Yes, after your first five, but before that you needed help. If this is someone's first what are they do to? How are they supposed to know without getting some sort of help?

"It's easy, just do like my dad showed me!* isn't helpful if they don't know your dad.

[–] 30p87@feddit.org -2 points 1 week ago (1 children)

My dad did not help me. Plugging in three strands where they obviously belong is not something someone needs help with. Again, he checked the end result. As in, one glance at the result the first time and plugging the plug into the socket in the first few times, because at age 12 an electric shock is much more problematic than at age 36.

[–] SketchySeaBeast@lemmy.ca 6 points 1 week ago* (last edited 1 week ago) (1 children)

Your dad helped you. My whole point is you can't say people shouldn't need help when you got help.

[–] 30p87@feddit.org -3 points 1 week ago

Because I was 12 and had not one hour of physics class or anything at that point. The people we're talking about are most likely 18+ with lots of life experience otherwise.

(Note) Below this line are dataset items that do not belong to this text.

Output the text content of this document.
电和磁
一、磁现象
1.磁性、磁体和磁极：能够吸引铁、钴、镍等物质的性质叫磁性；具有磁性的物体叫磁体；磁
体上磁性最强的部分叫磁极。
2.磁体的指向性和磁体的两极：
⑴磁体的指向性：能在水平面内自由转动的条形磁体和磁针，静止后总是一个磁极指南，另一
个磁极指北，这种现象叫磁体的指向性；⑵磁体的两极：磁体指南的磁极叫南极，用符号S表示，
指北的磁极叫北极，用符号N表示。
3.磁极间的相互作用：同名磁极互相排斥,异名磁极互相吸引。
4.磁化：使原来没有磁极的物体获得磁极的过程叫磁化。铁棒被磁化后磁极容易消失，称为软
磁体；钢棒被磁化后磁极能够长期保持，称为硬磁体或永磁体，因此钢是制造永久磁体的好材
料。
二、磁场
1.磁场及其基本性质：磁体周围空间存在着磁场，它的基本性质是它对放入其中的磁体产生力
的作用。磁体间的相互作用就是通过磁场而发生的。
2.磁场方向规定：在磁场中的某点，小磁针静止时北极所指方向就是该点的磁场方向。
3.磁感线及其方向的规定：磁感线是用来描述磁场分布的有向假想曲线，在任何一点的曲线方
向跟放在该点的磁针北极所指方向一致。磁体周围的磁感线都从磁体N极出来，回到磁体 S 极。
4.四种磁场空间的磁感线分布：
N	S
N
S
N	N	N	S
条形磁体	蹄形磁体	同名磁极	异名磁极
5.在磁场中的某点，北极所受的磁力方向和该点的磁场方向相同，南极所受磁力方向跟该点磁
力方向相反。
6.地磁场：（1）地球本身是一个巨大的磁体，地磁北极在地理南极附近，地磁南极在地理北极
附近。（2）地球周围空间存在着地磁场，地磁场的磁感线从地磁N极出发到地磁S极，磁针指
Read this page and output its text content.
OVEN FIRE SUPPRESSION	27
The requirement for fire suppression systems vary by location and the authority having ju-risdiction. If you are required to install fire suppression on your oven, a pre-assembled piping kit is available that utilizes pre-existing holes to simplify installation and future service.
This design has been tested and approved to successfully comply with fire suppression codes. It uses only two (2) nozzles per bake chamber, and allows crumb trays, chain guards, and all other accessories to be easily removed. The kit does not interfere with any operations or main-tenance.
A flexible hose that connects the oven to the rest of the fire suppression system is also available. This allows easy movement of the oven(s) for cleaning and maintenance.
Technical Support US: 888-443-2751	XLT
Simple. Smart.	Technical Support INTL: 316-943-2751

[–] Ilovethebomb@sh.itjust.works 9 points 1 week ago (1 children)

Someone replied to me saying this picture of a plug is a dead circuit, because nothing is connected to anything, they genuinely don't seem to understand what a plug is.

They walk among us.

[–] Speculater@lemmy.world 1 points 1 week ago* (last edited 1 week ago) (1 children)

To be fair, this circuit is absolutely safe at long as the breakers are installed.

Edit: Because this will trip the circuit breaker. It's a short y'all.

[–] Ilovethebomb@sh.itjust.works 8 points 1 week ago (1 children)

And the neutral is unbroken.

You're putting a lot of faith in the rest of the installation.

[–] Speculater@lemmy.world 3 points 1 week ago

I was being tongue in cheek. This will pop the circuit breaker, but to your point, may cause a fire with the insulation of the neutral. So I admit, it's not "perfectly safe." Lol.